Several European countries are investing in the promotion and development of a plant-based and other alternative protein-based food diet.
In Denmark, for example, the government has published an action plan that should help the country move towards more plant-based food and stimulate the production of plant proteins. Amongst others, the plan includes a fund in the amount of 178 million Euro for the plant-based transition until 2030.
The government’s document aligns with both the Danish dietary guidelines and the New Nordic Nutrition Recommendation, which recall the need to reduce meat consumption, and increase plant-protein to achieve health gains across Nordic populations. Traditionally, the Danish cuisine does not rely on plant-protein rich ingredients as it is for Southern European countries.
The German government is also investing in alternative proteins. In 2024, it will dedicate 30 million Euro to the promotion of precision-fermented, plant-based, and cultivated meat and dairy alternatives. That includes the set-up of ‘competence centres’ in which experts are to provide consultation in specific fields. Part of the funding is dedicated to finding the best new and innovative methods for the production and processing of these kinds of plant-based proteins. Two thirds of the investment go to phasing out animal husbandry.

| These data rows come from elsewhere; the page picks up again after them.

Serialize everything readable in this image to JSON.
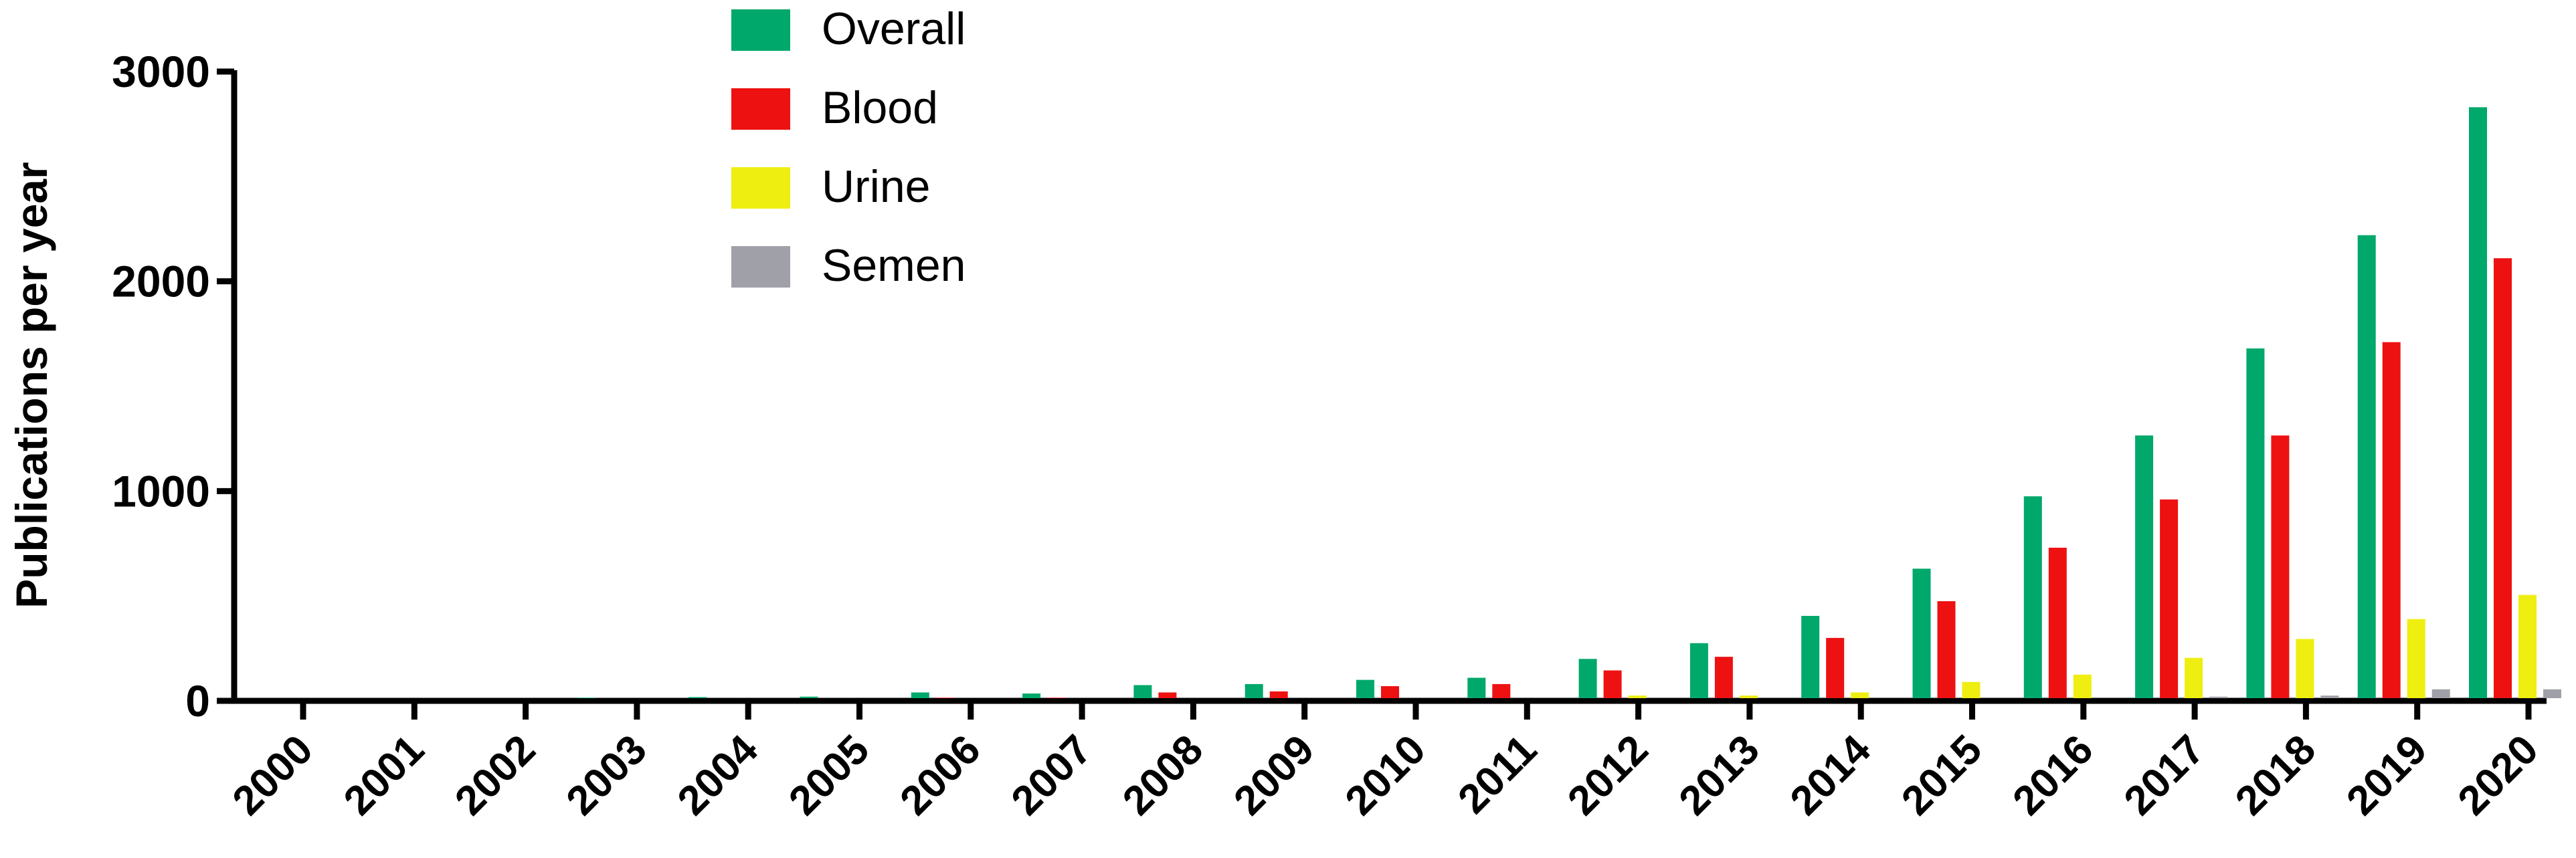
{
  "chart_data": {
    "type": "bar",
    "title": "",
    "xlabel": "",
    "ylabel": "Publications per year",
    "ylim": [
      0,
      3000
    ],
    "yticks": [
      "0",
      "1000",
      "2000",
      "3000"
    ],
    "ytick_values": [
      0,
      1000,
      2000,
      3000
    ],
    "categories": [
      "2000",
      "2001",
      "2002",
      "2003",
      "2004",
      "2005",
      "2006",
      "2007",
      "2008",
      "2009",
      "2010",
      "2011",
      "2012",
      "2013",
      "2014",
      "2015",
      "2016",
      "2017",
      "2018",
      "2019",
      "2020"
    ],
    "series": [
      {
        "name": "Overall",
        "color": "#00A86B",
        "values": [
          8,
          10,
          12,
          15,
          18,
          20,
          40,
          35,
          75,
          80,
          100,
          110,
          200,
          275,
          405,
          630,
          975,
          1265,
          1680,
          2220,
          2830
        ]
      },
      {
        "name": "Blood",
        "color": "#EE1111",
        "values": [
          3,
          4,
          5,
          8,
          9,
          10,
          15,
          15,
          40,
          45,
          70,
          80,
          145,
          210,
          300,
          475,
          730,
          960,
          1265,
          1710,
          2110
        ]
      },
      {
        "name": "Urine",
        "color": "#EEEE11",
        "values": [
          0,
          0,
          0,
          1,
          1,
          1,
          2,
          2,
          3,
          4,
          5,
          5,
          25,
          25,
          40,
          90,
          125,
          205,
          295,
          390,
          505
        ]
      },
      {
        "name": "Semen",
        "color": "#A0A0A8",
        "values": [
          0,
          0,
          0,
          0,
          0,
          0,
          0,
          0,
          0,
          0,
          0,
          0,
          3,
          3,
          5,
          8,
          10,
          20,
          25,
          55,
          55
        ]
      }
    ],
    "legend_position": "top-left",
    "grid": false
  }
}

2023 was a record-breaking year for research funding in alternative proteins in the UK, a strong indication that its government increasingly recognizes the importance of alternative proteins to achieving the ambitions for food security, economic growth, and net zero. It launched, amongst others, an innovation hub to boost research into alternative proteins.
In the Netherlands, one of the pioneering countries in this field, the government has been supporting projects around cellular agriculture, cultivated meat from cells and animal-free dairy. The Finnish food industry is working on the development of new plant protein value chains. A new association called Plant Based Food Finland brings together large retailers like Lidl, Kesko and SOK as well as producers and other companies and organizations. The purpose of the association is to increase the share of plant-based food in Finland.